Summarization Large Language Model with GPU Pipeline Deployment in Wallaroo Demonstration
For details on adding GPU nodepools to a Wallaroo cluster, see Create GPU Nodepools for Kubernetes Clusters.
This tutorial is available on the Wallaroo Tutorials repository.
LLM Summarization GPU Edge Deployment
This tutorial demonstrates how to use the Wallaroo combined with GPU processors to perform inferences with pre-trained computer vision ML models. This demonstration assumes that:
- Wallaroo Version 2023.3 or above instance is installed.
- A nodepools with GPUs part of the Kubernetes cluster. See Create GPU Nodepools for Kubernetes Clusters for more detials.
- The model
hf-summarization-bart-large-samsun.zip
(1.4 G) has been downloaded to the./models
folder.
Tutorial Goals
For our example, we will perform the following:
- Create a workspace for our work.
- Upload the model.
- Create a pipeline and specify the gpus in the pipeline deployment.
- Perform a sample inference.
Steps
Import Libraries
The first step will be to import our libraries.
import json
import os
import wallaroo
from wallaroo.pipeline import Pipeline
from wallaroo.deployment_config import DeploymentConfigBuilder
from wallaroo.framework import Framework
import pyarrow as pa
import numpy as np
import pandas as pd
Connect to the Wallaroo Instance
The first step is to connect to Wallaroo through the Wallaroo client. The Python library is included in the Wallaroo install and available through the Jupyter Hub interface provided with your Wallaroo environment.
This is accomplished using the wallaroo.Client()
command, which provides a URL to grant the SDK permission to your specific Wallaroo environment. When displayed, enter the URL into a browser and confirm permissions. Store the connection into a variable that can be referenced later.
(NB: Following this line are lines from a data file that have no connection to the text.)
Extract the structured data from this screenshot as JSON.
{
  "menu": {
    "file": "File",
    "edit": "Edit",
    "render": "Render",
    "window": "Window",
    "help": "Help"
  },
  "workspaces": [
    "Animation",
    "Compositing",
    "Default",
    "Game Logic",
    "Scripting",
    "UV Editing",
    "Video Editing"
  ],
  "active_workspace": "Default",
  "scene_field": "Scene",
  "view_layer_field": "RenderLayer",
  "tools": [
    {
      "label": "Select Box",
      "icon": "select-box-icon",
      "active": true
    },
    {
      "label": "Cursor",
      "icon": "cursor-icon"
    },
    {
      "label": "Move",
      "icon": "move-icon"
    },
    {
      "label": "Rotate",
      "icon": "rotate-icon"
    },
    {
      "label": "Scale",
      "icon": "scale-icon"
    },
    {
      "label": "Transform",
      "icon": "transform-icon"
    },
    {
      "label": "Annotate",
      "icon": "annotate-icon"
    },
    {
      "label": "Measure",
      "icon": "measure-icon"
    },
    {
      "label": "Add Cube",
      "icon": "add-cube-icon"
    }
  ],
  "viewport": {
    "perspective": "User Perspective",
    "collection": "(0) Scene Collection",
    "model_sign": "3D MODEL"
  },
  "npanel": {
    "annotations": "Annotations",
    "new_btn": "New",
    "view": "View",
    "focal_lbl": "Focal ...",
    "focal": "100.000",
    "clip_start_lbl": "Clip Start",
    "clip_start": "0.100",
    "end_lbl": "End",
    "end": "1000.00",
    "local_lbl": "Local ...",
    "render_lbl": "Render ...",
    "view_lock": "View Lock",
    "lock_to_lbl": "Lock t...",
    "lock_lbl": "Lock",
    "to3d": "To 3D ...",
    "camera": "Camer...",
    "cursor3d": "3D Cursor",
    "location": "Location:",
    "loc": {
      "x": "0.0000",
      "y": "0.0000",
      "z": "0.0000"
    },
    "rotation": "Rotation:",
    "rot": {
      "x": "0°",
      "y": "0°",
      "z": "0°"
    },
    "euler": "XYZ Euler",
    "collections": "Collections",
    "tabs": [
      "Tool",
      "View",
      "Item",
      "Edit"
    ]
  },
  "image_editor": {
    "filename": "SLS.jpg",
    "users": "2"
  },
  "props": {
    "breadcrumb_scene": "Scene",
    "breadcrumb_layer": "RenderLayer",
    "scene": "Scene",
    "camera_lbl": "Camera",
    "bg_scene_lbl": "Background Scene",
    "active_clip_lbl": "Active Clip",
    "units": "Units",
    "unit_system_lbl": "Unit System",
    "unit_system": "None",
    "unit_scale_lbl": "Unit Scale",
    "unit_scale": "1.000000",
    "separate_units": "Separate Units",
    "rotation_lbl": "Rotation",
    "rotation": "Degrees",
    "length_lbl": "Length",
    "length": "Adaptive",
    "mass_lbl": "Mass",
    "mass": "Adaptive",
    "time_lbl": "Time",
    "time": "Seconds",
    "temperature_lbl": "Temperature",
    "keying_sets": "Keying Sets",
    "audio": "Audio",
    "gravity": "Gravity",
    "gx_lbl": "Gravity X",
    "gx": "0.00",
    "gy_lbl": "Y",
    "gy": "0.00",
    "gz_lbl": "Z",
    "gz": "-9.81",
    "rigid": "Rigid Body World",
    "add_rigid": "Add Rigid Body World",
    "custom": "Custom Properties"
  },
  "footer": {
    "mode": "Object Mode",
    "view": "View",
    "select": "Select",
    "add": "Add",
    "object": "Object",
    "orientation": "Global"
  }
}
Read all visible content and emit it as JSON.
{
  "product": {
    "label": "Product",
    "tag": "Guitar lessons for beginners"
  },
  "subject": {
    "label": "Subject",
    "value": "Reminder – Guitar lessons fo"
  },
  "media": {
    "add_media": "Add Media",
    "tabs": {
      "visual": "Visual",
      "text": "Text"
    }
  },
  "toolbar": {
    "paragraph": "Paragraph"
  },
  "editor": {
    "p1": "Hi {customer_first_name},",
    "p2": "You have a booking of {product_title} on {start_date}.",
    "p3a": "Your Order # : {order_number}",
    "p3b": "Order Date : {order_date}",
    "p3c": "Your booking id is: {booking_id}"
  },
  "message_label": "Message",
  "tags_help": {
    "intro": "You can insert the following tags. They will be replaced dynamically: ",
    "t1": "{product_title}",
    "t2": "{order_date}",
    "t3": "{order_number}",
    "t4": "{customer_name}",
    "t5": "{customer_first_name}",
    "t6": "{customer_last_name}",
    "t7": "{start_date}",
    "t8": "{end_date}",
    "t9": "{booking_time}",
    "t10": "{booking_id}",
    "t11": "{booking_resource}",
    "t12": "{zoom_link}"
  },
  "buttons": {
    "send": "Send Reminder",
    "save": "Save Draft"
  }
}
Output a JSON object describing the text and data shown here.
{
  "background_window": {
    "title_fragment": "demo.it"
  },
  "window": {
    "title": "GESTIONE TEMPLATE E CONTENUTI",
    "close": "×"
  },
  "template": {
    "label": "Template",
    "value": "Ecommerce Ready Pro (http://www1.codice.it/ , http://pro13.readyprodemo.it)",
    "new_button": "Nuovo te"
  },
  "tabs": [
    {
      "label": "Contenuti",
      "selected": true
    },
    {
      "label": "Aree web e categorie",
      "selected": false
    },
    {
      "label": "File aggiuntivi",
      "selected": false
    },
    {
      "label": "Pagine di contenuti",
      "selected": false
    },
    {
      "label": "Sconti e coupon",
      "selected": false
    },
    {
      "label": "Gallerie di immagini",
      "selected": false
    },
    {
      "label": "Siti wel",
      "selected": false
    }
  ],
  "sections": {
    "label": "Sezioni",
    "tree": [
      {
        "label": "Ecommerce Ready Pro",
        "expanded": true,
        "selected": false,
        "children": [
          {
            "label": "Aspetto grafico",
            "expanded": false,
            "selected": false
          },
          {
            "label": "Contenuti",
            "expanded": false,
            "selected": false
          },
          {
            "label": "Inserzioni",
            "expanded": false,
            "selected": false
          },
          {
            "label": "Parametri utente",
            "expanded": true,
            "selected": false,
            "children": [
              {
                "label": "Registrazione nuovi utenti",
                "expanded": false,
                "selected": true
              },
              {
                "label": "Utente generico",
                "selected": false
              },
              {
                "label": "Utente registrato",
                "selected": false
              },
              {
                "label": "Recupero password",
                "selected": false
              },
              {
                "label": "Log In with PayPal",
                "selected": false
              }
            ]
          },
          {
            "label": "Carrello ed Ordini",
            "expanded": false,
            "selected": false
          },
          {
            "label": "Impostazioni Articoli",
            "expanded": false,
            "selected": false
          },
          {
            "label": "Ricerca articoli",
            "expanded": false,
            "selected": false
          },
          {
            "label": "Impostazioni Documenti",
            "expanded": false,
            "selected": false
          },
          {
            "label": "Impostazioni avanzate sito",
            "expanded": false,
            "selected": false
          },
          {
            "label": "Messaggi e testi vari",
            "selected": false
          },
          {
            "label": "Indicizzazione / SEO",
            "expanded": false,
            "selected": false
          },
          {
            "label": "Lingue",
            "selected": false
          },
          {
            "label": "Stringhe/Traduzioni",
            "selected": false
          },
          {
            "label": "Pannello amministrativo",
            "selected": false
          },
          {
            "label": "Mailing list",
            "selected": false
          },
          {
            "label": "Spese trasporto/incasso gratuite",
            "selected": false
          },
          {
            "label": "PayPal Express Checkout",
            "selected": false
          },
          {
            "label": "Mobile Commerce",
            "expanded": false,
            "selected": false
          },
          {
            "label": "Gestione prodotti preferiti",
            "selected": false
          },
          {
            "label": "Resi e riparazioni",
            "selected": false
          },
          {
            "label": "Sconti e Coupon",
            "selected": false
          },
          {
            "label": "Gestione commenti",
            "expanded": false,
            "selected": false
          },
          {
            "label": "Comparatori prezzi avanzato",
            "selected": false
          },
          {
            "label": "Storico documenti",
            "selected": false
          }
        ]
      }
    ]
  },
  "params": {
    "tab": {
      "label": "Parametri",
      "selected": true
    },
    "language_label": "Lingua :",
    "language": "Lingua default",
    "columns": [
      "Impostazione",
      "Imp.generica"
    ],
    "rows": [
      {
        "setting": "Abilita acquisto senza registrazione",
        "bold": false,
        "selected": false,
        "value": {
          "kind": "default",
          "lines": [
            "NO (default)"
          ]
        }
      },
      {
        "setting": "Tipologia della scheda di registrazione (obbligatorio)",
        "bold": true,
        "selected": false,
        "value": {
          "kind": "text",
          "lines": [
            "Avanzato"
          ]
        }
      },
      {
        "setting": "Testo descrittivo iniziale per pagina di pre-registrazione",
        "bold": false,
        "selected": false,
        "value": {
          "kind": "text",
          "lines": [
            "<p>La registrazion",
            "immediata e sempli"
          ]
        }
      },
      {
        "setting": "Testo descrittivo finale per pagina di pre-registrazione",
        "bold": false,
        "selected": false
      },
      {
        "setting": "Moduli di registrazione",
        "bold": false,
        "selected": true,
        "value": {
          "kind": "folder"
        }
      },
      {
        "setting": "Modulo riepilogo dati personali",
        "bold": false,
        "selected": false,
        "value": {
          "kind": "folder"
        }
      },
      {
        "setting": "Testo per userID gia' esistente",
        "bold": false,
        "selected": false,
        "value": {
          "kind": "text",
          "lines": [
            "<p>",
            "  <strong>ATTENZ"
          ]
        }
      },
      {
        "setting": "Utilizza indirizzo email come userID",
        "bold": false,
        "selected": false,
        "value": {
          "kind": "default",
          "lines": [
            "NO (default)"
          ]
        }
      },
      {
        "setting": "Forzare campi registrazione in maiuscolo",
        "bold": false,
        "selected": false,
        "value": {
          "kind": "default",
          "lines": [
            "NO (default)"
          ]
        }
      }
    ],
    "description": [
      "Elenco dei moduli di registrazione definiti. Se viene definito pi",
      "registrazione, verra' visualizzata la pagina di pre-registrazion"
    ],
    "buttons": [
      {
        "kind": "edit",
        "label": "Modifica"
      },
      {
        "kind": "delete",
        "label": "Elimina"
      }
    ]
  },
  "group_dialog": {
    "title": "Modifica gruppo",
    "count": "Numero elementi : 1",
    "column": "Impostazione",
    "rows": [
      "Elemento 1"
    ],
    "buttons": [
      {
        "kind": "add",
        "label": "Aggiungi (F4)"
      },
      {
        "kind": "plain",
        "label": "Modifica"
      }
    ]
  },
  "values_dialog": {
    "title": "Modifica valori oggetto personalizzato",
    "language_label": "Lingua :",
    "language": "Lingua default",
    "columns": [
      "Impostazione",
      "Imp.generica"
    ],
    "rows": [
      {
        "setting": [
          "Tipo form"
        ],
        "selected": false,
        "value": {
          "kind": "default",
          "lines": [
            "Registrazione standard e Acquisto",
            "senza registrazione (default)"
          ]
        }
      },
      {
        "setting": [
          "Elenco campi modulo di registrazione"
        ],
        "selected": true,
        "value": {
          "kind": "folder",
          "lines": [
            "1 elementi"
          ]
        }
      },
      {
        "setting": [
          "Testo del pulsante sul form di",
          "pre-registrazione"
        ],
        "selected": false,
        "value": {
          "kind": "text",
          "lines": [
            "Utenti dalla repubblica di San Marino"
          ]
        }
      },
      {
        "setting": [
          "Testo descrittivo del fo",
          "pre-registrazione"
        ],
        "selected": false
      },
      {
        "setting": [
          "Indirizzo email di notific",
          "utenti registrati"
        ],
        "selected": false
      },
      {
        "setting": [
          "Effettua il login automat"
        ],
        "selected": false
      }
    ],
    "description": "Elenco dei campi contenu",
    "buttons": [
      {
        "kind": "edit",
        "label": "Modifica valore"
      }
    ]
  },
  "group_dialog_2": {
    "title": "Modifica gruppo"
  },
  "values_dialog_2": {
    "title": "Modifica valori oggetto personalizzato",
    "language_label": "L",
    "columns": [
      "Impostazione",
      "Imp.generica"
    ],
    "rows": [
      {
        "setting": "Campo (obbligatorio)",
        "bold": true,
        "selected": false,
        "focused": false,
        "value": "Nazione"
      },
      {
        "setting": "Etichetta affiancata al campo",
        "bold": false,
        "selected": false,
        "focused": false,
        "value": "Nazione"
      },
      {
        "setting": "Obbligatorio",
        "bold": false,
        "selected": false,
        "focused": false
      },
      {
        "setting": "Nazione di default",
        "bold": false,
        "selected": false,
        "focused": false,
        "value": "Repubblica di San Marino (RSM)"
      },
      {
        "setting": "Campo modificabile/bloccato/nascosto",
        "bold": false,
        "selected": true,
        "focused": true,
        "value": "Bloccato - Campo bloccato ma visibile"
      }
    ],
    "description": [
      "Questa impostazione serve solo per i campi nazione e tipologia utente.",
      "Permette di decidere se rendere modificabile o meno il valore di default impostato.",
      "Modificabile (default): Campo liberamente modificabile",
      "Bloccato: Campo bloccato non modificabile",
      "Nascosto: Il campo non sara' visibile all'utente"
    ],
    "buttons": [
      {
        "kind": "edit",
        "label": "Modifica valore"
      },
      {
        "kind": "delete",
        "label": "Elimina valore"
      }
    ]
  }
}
If logging into the Wallaroo instance through the internal JupyterHub service, use wl = wallaroo.Client()
. For more information on Wallaroo Client settings, see the Client Connection guide.
wl = wallaroo.Client()
Configure PyArrow Schema
You can find more info on the available inputs under TextSummarizationInputs or under the official source code from 🤗 Hugging Face
.
input_schema = pa.schema([
pa.field('inputs', pa.string()),
pa.field('return_text', pa.bool_()),
pa.field('return_tensors', pa.bool_()),
pa.field('clean_up_tokenization_spaces', pa.bool_()),
# pa.field('generate_kwargs', pa.map_(pa.string(), pa.null())), # dictionaries are not currently supported by the engine
])
output_schema = pa.schema([
pa.field('summary_text', pa.string()),
])
Upload Model
We will now create or connect to our pipeline and upload the model.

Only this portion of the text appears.